ARE WE READY FOR THE INTERNET-OF-THINGS?

By Kepha Okari.

Moringa School Student

 

IOT

Imagine reading your favorite book and a text comes in from your washing machine informing you that it’s done with your laundry and you need to dry them, or a message from the hydro sensors in your pot reminding you to water your plant. Better yet, a reminder from your fridge about the refreshments you need to buy whenever pass near a convenient store. How cool and convenient is that? The very concept of interconnecting appliances and accessories around our lives is what we call ‘Internet of things’. The key idea is to minimize human and computer direct interaction by enabling the devices to gather data from our environment on their own, interpret and act on it or advice us appropriately.

Like the two sides of a coin, IoT  comes with its own benefits that are so hard to resist and inevitable challenges. Much of the questions that arise about  our readiness for IoT have to do with the technical aspects. Any day any time, we will all be ready for the positive impacts of anything that there is to think about. I can’t quite say that regarding the probable  IoT challenges. This is so because all the stakeholders seem to direct their focus on the basic benefits of IoT but have taken  a backseat on solving the challenges it presents. We will never question our readiness for this piece of technology until we take our time to evaluate these existing challenges

Notably, the cost of implementing this piece of technology will not be any forgiving due to the infrastructure required to support it. However, this should be the least of our worries as there are always people willing to invest in innovations should they foresee an economic bubble attached to it. The technical challenges remain the real elephant in the room.
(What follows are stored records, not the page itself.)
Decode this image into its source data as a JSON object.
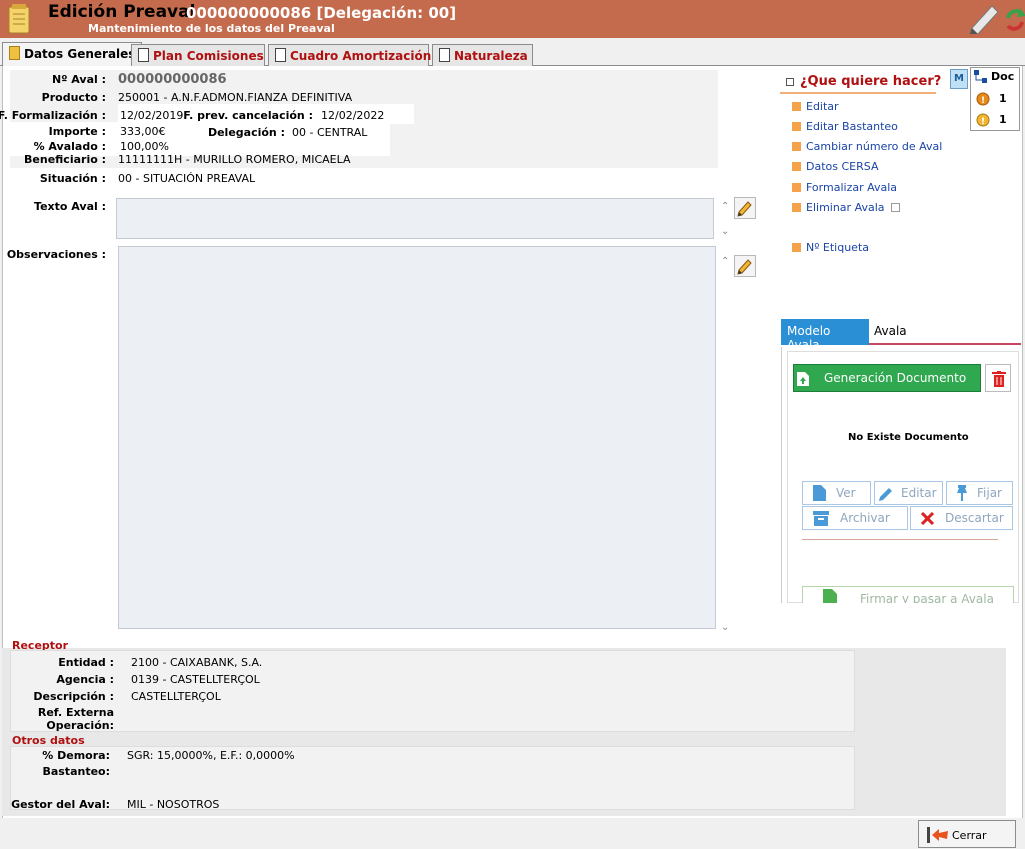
{
  "header": {
    "title": "Edición Preaval",
    "code": "000000000086 [Delegación: 00]",
    "subtitle": "Mantenimiento de los datos del Preaval",
    "color": "#c56b4d"
  },
  "tabs": [
    {
      "label": "Datos Generales",
      "active": true
    },
    {
      "label": "Plan Comisiones",
      "active": false
    },
    {
      "label": "Cuadro Amortización",
      "active": false
    },
    {
      "label": "Naturaleza",
      "active": false
    }
  ],
  "general": {
    "aval_label": "Nº Aval :",
    "aval_value": "000000000086",
    "producto_label": "Producto :",
    "producto_value": "250001 - A.N.F.ADMON.FIANZA DEFINITIVA",
    "f_formalizacion_label": "F. Formalización :",
    "f_formalizacion_value": "12/02/2019",
    "f_prev_cancelacion_label": "F. prev. cancelación :",
    "f_prev_cancelacion_value": "12/02/2022",
    "importe_label": "Importe :",
    "importe_value": "333,00€",
    "delegacion_label": "Delegación :",
    "delegacion_value": "00 - CENTRAL",
    "avalado_label": "% Avalado :",
    "avalado_value": "100,00%",
    "beneficiario_label": "Beneficiario :",
    "beneficiario_value": "11111111H - MURILLO ROMERO, MICAELA",
    "situacion_label": "Situación :",
    "situacion_value": "00 - SITUACIÓN PREAVAL",
    "texto_aval_label": "Texto Aval :",
    "observaciones_label": "Observaciones :"
  },
  "actions": {
    "title": "¿Que quiere hacer?",
    "items": [
      "Editar",
      "Editar Bastanteo",
      "Cambiar número de Aval",
      "Datos CERSA",
      "Formalizar Avala",
      "Eliminar Avala",
      "Nº Etiqueta"
    ]
  },
  "doc_panel": {
    "m_label": "M",
    "title": "Doc",
    "count_1": "1",
    "count_2": "1"
  },
  "modelo": {
    "tab_modelo": "Modelo Avala",
    "tab_avala": "Avala",
    "generate_label": "Generación Documento",
    "no_doc": "No Existe Documento",
    "ver": "Ver",
    "editar": "Editar",
    "fijar": "Fijar",
    "archivar": "Archivar",
    "descartar": "Descartar",
    "firmar": "Firmar y pasar a Avala"
  },
  "receptor": {
    "section": "Receptor",
    "entidad_label": "Entidad :",
    "entidad_value": "2100 - CAIXABANK, S.A.",
    "agencia_label": "Agencia :",
    "agencia_value": "0139 - CASTELLTERÇOL",
    "descripcion_label": "Descripción :",
    "descripcion_value": "CASTELLTERÇOL",
    "ref_label_1": "Ref. Externa",
    "ref_label_2": "Operación:"
  },
  "otros": {
    "section": "Otros datos",
    "demora_label": "% Demora:",
    "demora_value": "SGR: 15,0000%, E.F.: 0,0000%",
    "bastanteo_label": "Bastanteo:",
    "gestor_label": "Gestor del Aval:",
    "gestor_value": "MIL - NOSOTROS"
  },
  "footer": {
    "close_label": "Cerrar"
  }
}
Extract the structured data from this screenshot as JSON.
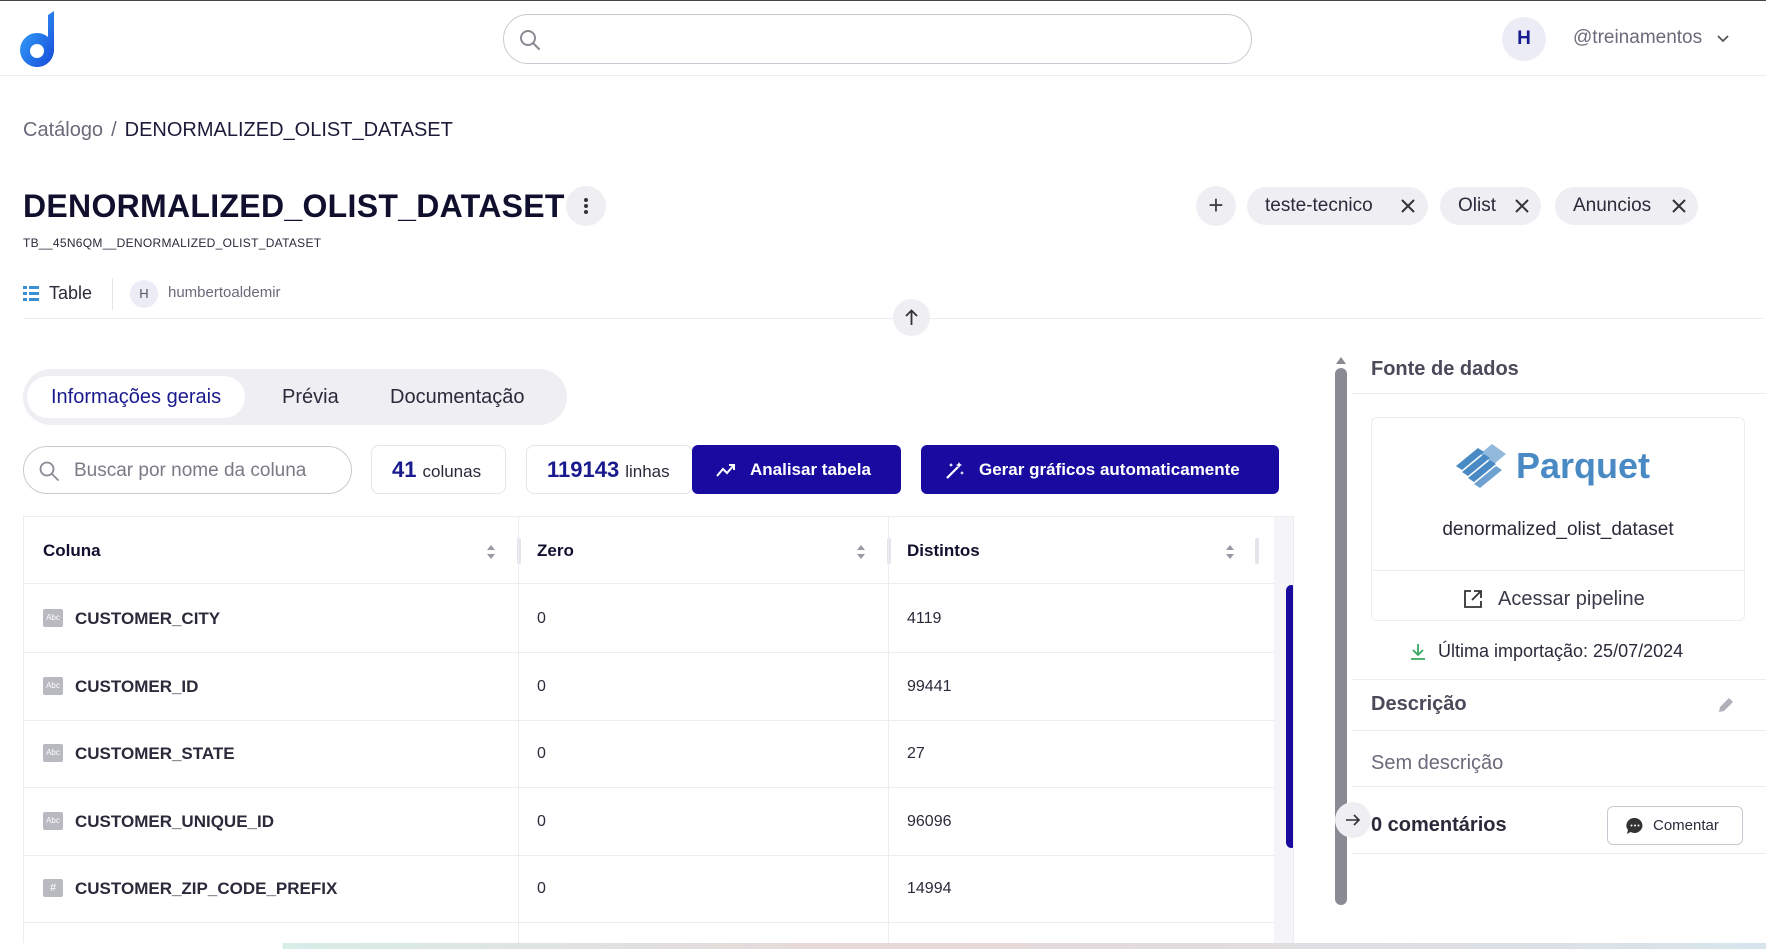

The first concern is security. We all want  to secure our personal  information from getting in the hands of bad people. But not all of the users have the technical know-hows to ensure this happens. Came to think of it, with  the large numbers of devices connected to the Internet, their will be a lot of information in the offing  and businesses will be yearning for it to optimize their marketing. There are those who will do about anything to avail this information to some of these corporates who are willing to play dirty. Also, there will always be those crazy hackers who will see this as an opportunity to take there mischievous a notch higher. With ten or so devices linked to one user, it becomes difficult to store passwords for each. As such, most users will likely use one password for all the devices or their email (or even worse, their social media account) to login. Unfortunately, this will widen the avenue of leaking their sensitive information. How secure a user can be depends on the security state of their least secured device. If the ‘right kind of hackers’ get this access, God knows what they can do.

Reliability is another concern. Owing to the dependence that will be attached to this kind of technology, any failure of servers will be felt to the core. We first need to ensure resilience in case that happens. Until then, I doubt our preparedness. Also, there will be so many devices to connect to the internet, it will be a real challenge allocating each an Internet Protocol address. An IP is the unique identification allocated to every device connected on the internet. It enables the device to send and receive information over the Internet. Much like a phone number is assigned to each phone in the cellular network for communication with other phones.I believe going forward, there is a high possibility of exhausting the available IP resources availed by IP version 6 (IPv6), which many believe is the ultimate IP addressing solution. Very few imagined IPv4 would be exhausted until the internet adoption proved them wrong. We will need a much more scalable IP addressing system. Otherwise, sticking to IPv6 as our silver bullet for this will be like fighting obesity by adjusting a belt.

We cannot also hide away from the environmental implications that IoT will present. IoT will peg its success on cloud computing which in turn will require millions of data centers to host the chunks of data generated by the users. We will need a lot of electricity to keep these facilities running. Currently, a research by Molecular Diversity Preservation International and Multidisciplinary Digital Publishing Institute (MDPI) estimates that they take 9% of the global electricity and generate 2% of carbon emission. If IoT adoption rockets before we find renewable energy sources that are more practical and scalable, this figures will get even more scary. Holding this challenges in mind, do you think we ready for the Internet of Things?